The playbook has been scrubbed clean.
The coordinators are both new, and the coaching staff has been turned upside down.
And for the first time in Mike McCarthy’s 13 seasons as the Green Bay Packers’ head coach, he’s reporting to a new boss.
Things are definitely different in sleepy Green Bay, a city where little changes most years. And perhaps the greatest difference is exactly how hot McCarthy’s coaching seat is.
McCarthy is already the second-longest-tenured coach in team history, trailing only Earl “Curly” Lambeau — the man who has the stadium named after him. But following a 7-9 season, McCarthy’s future might be in greater doubt than it has been at any time in his tenure.
“Well, I mean, when I look at my job from a personal viewpoint, I feel that I have to make sure you look in the mirror and you try to improve each and every day,” McCarthy told reporters Wednesday. “I value the experience that I have in the first 12 years and how you apply it, but I’m also very realistic and clearly understand and make sure everybody around me understands that this is our opportunity, 2018, and that’s really all that matters.
“We’ve been guaranteed 16 regular-season games, and we need to make sure we’re doing everything through this training camp process to get ready for really those first four games.”
During McCarthy’s first 12 years, he reported to then-general manager Ted Thompson, the man who hired him. This offseason, though, Thompson was replaced, and McCarthy now reports directly to team president and CEO Mark Murphy.
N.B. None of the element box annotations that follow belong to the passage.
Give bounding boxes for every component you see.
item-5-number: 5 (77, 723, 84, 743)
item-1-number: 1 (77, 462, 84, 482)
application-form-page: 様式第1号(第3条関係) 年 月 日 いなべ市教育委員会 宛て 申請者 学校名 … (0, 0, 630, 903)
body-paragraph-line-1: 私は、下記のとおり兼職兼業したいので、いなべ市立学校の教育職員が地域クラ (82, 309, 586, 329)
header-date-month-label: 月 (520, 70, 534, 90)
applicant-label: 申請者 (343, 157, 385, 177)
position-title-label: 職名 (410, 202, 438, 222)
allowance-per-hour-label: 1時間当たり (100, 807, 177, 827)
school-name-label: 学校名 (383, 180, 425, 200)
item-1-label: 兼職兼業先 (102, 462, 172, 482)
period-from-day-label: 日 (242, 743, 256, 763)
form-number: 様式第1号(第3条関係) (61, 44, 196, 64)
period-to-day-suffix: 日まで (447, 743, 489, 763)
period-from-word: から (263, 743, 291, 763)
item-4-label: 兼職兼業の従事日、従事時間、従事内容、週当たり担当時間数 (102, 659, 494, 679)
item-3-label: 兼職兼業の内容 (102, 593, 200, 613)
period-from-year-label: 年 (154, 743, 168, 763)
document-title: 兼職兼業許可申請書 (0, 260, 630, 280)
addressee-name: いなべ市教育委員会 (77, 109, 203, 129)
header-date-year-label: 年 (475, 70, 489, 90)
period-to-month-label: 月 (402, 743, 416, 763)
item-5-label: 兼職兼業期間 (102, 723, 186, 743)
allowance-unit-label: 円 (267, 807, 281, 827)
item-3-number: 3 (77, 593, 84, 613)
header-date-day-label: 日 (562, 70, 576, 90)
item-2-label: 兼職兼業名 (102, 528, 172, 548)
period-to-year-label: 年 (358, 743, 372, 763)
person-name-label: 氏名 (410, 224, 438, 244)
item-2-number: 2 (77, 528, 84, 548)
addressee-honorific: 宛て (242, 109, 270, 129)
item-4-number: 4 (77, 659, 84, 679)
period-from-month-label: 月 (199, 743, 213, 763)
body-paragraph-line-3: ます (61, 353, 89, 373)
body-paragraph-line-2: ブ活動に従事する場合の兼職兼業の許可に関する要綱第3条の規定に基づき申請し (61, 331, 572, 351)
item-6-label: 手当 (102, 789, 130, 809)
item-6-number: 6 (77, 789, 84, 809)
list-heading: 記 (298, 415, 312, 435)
McCarthy was given a one-year contract extension during the 2017 season that runs through the 2019 campaign. While that extension prevented the appearance that McCarthy was a lame duck in 2018, he’s operating with far less job security than in recent years.
Although the Packers haven’t committed to McCarthy long term, Murphy is standing by his head coach — for now, anyway.
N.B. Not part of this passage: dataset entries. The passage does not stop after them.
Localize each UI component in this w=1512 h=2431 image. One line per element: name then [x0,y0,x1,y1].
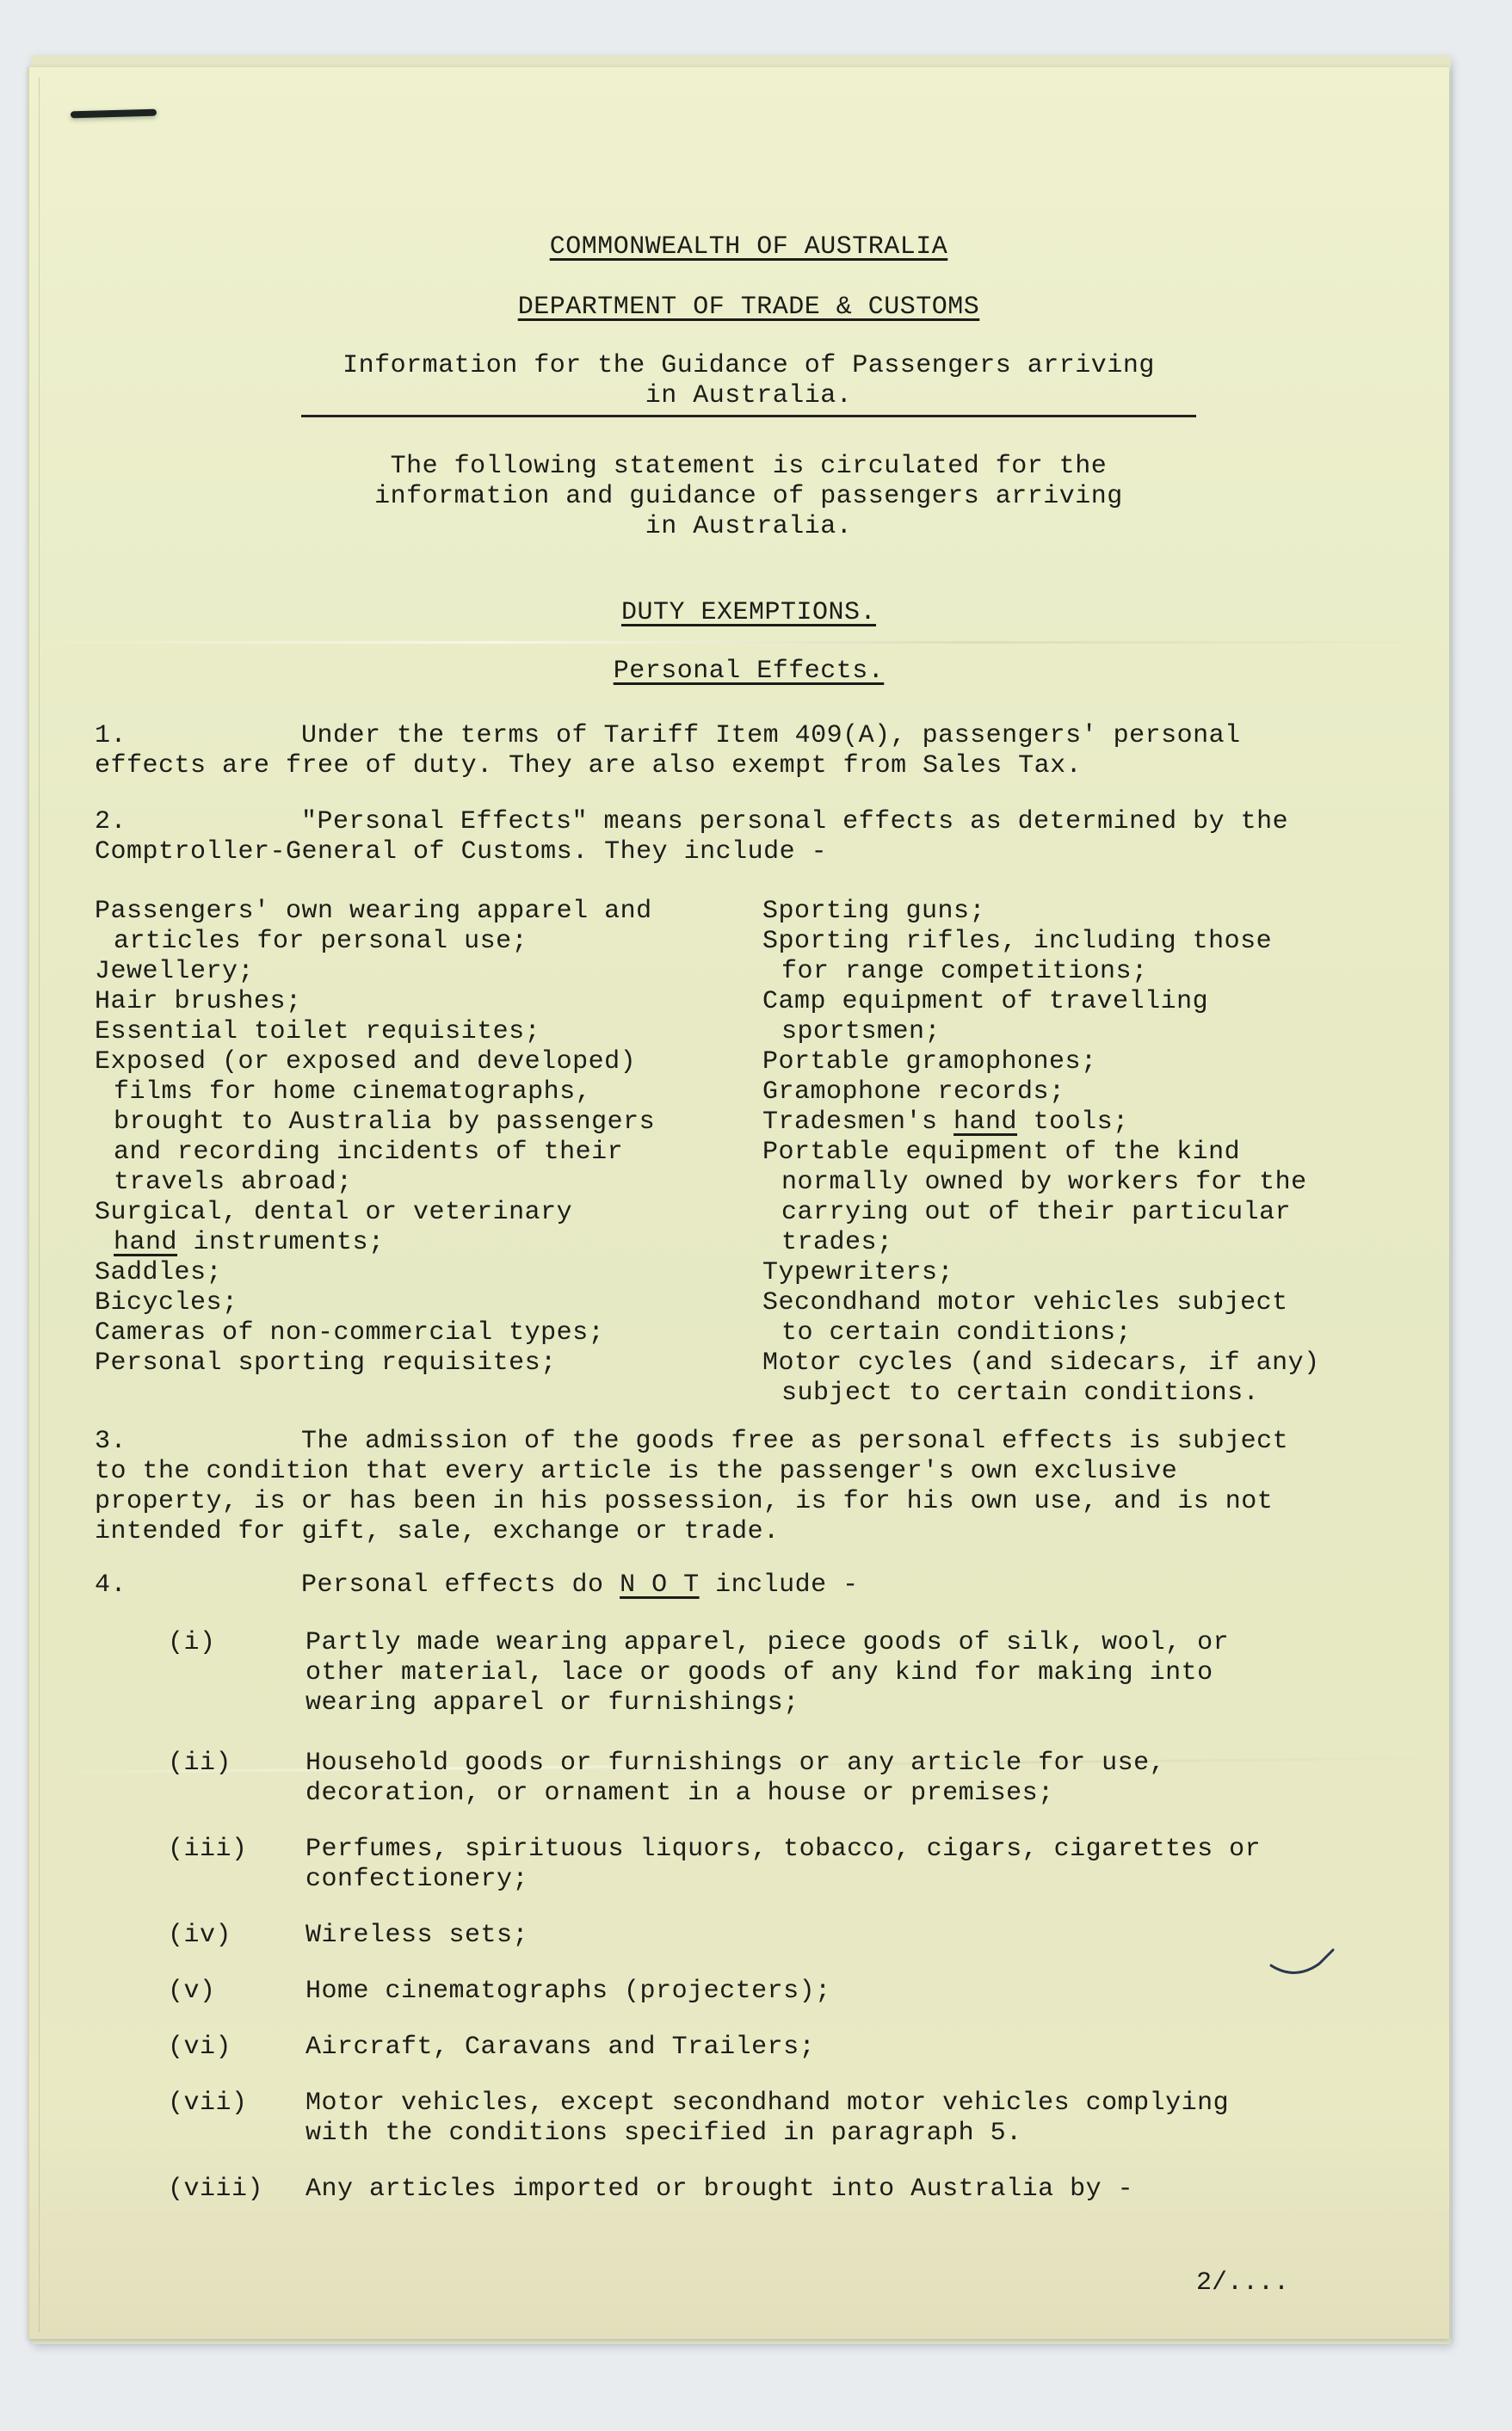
item-text-continued: for range competitions; [762,957,1416,987]
roman-numeral: (vi) [168,2033,305,2063]
paragraph-text: to the condition that every article is t… [95,1457,1403,1487]
excluded-item-text: Aircraft, Caravans and Trailers; [305,2033,1407,2063]
item-text-continued: travels abroad; [95,1168,766,1198]
line: confectionery; [305,1865,1407,1895]
roman-numeral: (viii) [168,2175,305,2205]
list-item: Sporting guns; [762,897,1416,927]
list-item: Cameras of non-commercial types; [95,1318,766,1348]
paragraph-number: 4. [95,1570,301,1601]
department-heading: DEPARTMENT OF TRADE & CUSTOMS [518,293,980,322]
item-text-continued: subject to certain conditions. [762,1379,1416,1409]
list-item: Surgical, dental or veterinary hand inst… [95,1198,766,1258]
item-text: Secondhand motor vehicles subject [762,1288,1288,1317]
excluded-item-text: Wireless sets; [305,1921,1407,1951]
underlined-word: hand [114,1228,177,1257]
list-item: Hair brushes; [95,987,766,1017]
intro-line-3: in Australia. [95,512,1403,542]
line: Partly made wearing apparel, piece goods… [305,1628,1407,1658]
item-text: Exposed (or exposed and developed) [95,1047,636,1077]
item-text: Gramophone records; [762,1077,1065,1107]
roman-numeral: (i) [168,1628,305,1718]
item-text: Essential toilet requisites; [95,1017,540,1046]
roman-numeral: (ii) [168,1749,305,1809]
item-text-continued: articles for personal use; [95,927,766,957]
roman-numeral: (v) [168,1977,305,2007]
intro-line-1: The following statement is circulated fo… [95,452,1403,482]
item-text: Hair brushes; [95,987,302,1016]
paragraph-text: "Personal Effects" means personal effect… [301,807,1288,836]
line: Aircraft, Caravans and Trailers; [305,2033,1407,2063]
list-item: Tradesmen's hand tools; [762,1108,1416,1138]
subsection-heading: Personal Effects. [95,657,1403,687]
paragraph-3: 3.The admission of the goods free as per… [95,1427,1403,1547]
paragraph-text: intended for gift, sale, exchange or tra… [95,1517,1403,1547]
paragraph-text: The admission of the goods free as perso… [301,1427,1288,1456]
excluded-item: (ii) Household goods or furnishings or a… [168,1749,1407,1809]
title-line-2: in Australia. [301,381,1196,417]
item-text: Sporting rifles, including those [762,927,1272,956]
item-text-continued: trades; [762,1228,1416,1258]
item-text-continued: sportsmen; [762,1017,1416,1047]
item-text: Sporting guns; [762,897,985,926]
section-heading: DUTY EXEMPTIONS. [95,598,1403,628]
underlined-word: hand [953,1108,1017,1137]
intro-statement: The following statement is circulated fo… [95,452,1403,542]
paragraph-text: Under the terms of Tariff Item 409(A), p… [301,721,1241,750]
list-item: Typewriters; [762,1258,1416,1288]
paragraph-number: 1. [95,721,301,751]
list-item: Exposed (or exposed and developed) films… [95,1047,766,1198]
list-item: Motor cycles (and sidecars, if any) subj… [762,1348,1416,1409]
paragraph-text: Personal effects do [301,1570,620,1600]
item-text-continued: carrying out of their particular [762,1198,1416,1228]
excluded-item: (v) Home cinematographs (projecters); [168,1977,1407,2007]
list-item: Portable gramophones; [762,1047,1416,1077]
list-item: Passengers' own wearing apparel and arti… [95,897,766,957]
item-text: tools; [1017,1108,1129,1137]
item-text-continued: and recording incidents of their [95,1138,766,1168]
document-title: Information for the Guidance of Passenge… [95,351,1403,417]
excluded-item: (vi) Aircraft, Caravans and Trailers; [168,2033,1407,2063]
item-text: Saddles; [95,1258,222,1287]
paragraph-text: effects are free of duty. They are also … [95,751,1403,781]
item-text: Typewriters; [762,1258,953,1287]
list-item: Camp equipment of travelling sportsmen; [762,987,1416,1047]
excluded-item: (i) Partly made wearing apparel, piece g… [168,1628,1407,1718]
line: Any articles imported or brought into Au… [305,2175,1407,2205]
item-text: Bicycles; [95,1288,238,1317]
paper-crease [28,641,1447,644]
item-text: Portable equipment of the kind [762,1138,1240,1167]
excluded-item: (iv) Wireless sets; [168,1921,1407,1951]
item-text-continued: films for home cinematographs, [95,1077,766,1108]
line: with the conditions specified in paragra… [305,2119,1407,2149]
excluded-item: (viii) Any articles imported or brought … [168,2175,1407,2205]
title-line-1: Information for the Guidance of Passenge… [95,351,1403,381]
paragraph-2: 2."Personal Effects" means personal effe… [95,807,1403,867]
header-country: COMMONWEALTH OF AUSTRALIA [95,232,1403,262]
roman-numeral: (vii) [168,2089,305,2149]
line: decoration, or ornament in a house or pr… [305,1779,1407,1809]
emphasis-not: N O T [620,1570,700,1600]
item-text: Passengers' own wearing apparel and [95,897,652,926]
line: Household goods or furnishings or any ar… [305,1749,1407,1779]
list-item: Saddles; [95,1258,766,1288]
item-text: Surgical, dental or veterinary [95,1198,572,1227]
line: Home cinematographs (projecters); [305,1977,1407,2007]
excluded-item: (vii) Motor vehicles, except secondhand … [168,2089,1407,2149]
excluded-item-text: Home cinematographs (projecters); [305,1977,1407,2007]
item-text: Jewellery; [95,957,254,986]
paragraph-number: 2. [95,807,301,837]
list-item: Portable equipment of the kind normally … [762,1138,1416,1258]
excluded-item-text: Motor vehicles, except secondhand motor … [305,2089,1407,2149]
country-heading: COMMONWEALTH OF AUSTRALIA [550,232,948,262]
item-text: Personal sporting requisites; [95,1348,557,1378]
item-text: Tradesmen's [762,1108,953,1137]
roman-numeral: (iv) [168,1921,305,1951]
excluded-item-text: Any articles imported or brought into Au… [305,2175,1407,2205]
item-text: Motor cycles (and sidecars, if any) [762,1348,1320,1378]
item-text: Cameras of non-commercial types; [95,1318,604,1348]
paragraph-number: 3. [95,1427,301,1457]
item-text-continued: brought to Australia by passengers [95,1108,766,1138]
line: Motor vehicles, except secondhand motor … [305,2089,1407,2119]
paragraph-text: include - [700,1570,859,1600]
roman-numeral: (iii) [168,1835,305,1895]
pen-tick-mark-icon [1269,1947,1338,1981]
line: Perfumes, spirituous liquors, tobacco, c… [305,1835,1407,1865]
paragraph-text: property, is or has been in his possessi… [95,1487,1403,1517]
list-item: Gramophone records; [762,1077,1416,1108]
list-item: Personal sporting requisites; [95,1348,766,1379]
line: other material, lace or goods of any kin… [305,1658,1407,1688]
item-text: Portable gramophones; [762,1047,1097,1077]
item-text-continued: normally owned by workers for the [762,1168,1416,1198]
page-continuation-marker: 2/.... [1196,2268,1289,2298]
personal-effects-heading: Personal Effects. [614,657,885,686]
paragraph-4: 4.Personal effects do N O T include - [95,1570,1403,1601]
included-items-left: Passengers' own wearing apparel and arti… [95,897,766,1379]
paragraph-1: 1.Under the terms of Tariff Item 409(A),… [95,721,1403,781]
list-item: Bicycles; [95,1288,766,1318]
included-items-right: Sporting guns; Sporting rifles, includin… [762,897,1416,1409]
list-item: Sporting rifles, including those for ran… [762,927,1416,987]
list-item: Essential toilet requisites; [95,1017,766,1047]
list-item: Secondhand motor vehicles subject to cer… [762,1288,1416,1348]
item-text-continued: hand instruments; [95,1228,766,1258]
excluded-item: (iii) Perfumes, spirituous liquors, toba… [168,1835,1407,1895]
page-edge-fold [39,77,40,2332]
line: wearing apparel or furnishings; [305,1688,1407,1718]
excluded-item-text: Perfumes, spirituous liquors, tobacco, c… [305,1835,1407,1895]
paragraph-text: Comptroller-General of Customs. They inc… [95,837,1403,867]
item-text: instruments; [177,1228,385,1257]
line: Wireless sets; [305,1921,1407,1951]
header-department: DEPARTMENT OF TRADE & CUSTOMS [95,293,1403,323]
item-text: Camp equipment of travelling [762,987,1208,1016]
excluded-item-text: Partly made wearing apparel, piece goods… [305,1628,1407,1718]
intro-line-2: information and guidance of passengers a… [95,482,1403,512]
duty-exemptions-heading: DUTY EXEMPTIONS. [621,598,876,627]
item-text-continued: to certain conditions; [762,1318,1416,1348]
excluded-item-text: Household goods or furnishings or any ar… [305,1749,1407,1809]
list-item: Jewellery; [95,957,766,987]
“I have tremendous confidence in Mike,” Murphy said last week. “His track record speaks for itself. He’s one of, to me, one of the better coaches in the league and has served us well.”
Back in 2005, the Packers gave head coach Mike Sherman a two-year contract extension before the season began and then fired him when the season ended. So extensions and votes of confidence are sometimes hollow.
What will eventually determine McCarthy’s fate is how the 2018 Packers perform.
“It’s the 2018 Green Bay Packers,” McCarthy said. “This is our opportunity.”
The Packers have accomplished several big things under McCarthy during his first 12 seasons.
Green Bay has gone to the postseason nine times under McCarthy, including eight straight appearances between 2009 and 2016. McCarthy led Green Bay to a Super Bowl title in the 2010 season and is 121-70-1 overall (.633).
On the flip side, Packer Nation isn’t pleased that the team has been to just one Super Bowl in the McCarthy era despite having Hall of Fame quarterbacks Brett Favre and Aaron Rodgers at the helm. Green Bay is also just 1-3 in NFC Championship Games under McCarthy.
And since 2013, the Packers have gone 5-12-1 in games Rodgers missed entirely or was knocked out of.
In 2013, Green Bay went 2-5-1 after Rodgers broke his left clavicle, and then the team lost its first playoff game. Last year, the Packers went 3-7 after Rodgers broke his right clavicle, and they missed the playoffs for the first time since 2008.
“I think we’re all better for the negative things that have occurred,” McCarthy said. “When you talk about knowledge, the ability to learn from your past experiences and really the past experience of others that are shared with you – and I’m not just talking about the good ones – you learn a lot in this business about the mistakes and the ability to overcome adversity and all those.
“Because, hey, this is going to be a rough ride to get to where we want to go. And when we get there, it’s going to take probably our best to get it done.”
As 2018 begins, the spotlight on McCarthy feels as bright as at any time since a pressure-packed 2009 season.
The Packers traded Favre before the 2008 campaign and went 6-10 that year with Rodgers at the helm. Green Bay then began the 2009 season 4-4, leaving the team 10-14 overall in the post-Favre era.
Before Green Bay’s Week 9 game with Dallas, fans paraded outside Lambeau Field wearing “Fire McCarthy” and “Fire Thompson” buttons.
“I can tell you that ’09 was a tense season for everybody, especially coming off of ’08 the way we played,” Rodgers said. “That was a pretty tense year. We all kind of felt like we were playing for our jobs.”
Several Packers — including McCarthy — saved their jobs by going 7-1 in the second half of that 2009 season. One year later, Green Bay won Super Bowl XLV.
The heat is on McCarthy once again. And how McCarthy’s team performs in 2018 will almost certainly determine if he’ll return in 2019.
“Every coach, every player, everybody has things you have to be in tune with as far as the challenges that are coming personally and professionally,” McCarthy said Wednesday. “That’s all part of the opportunity.”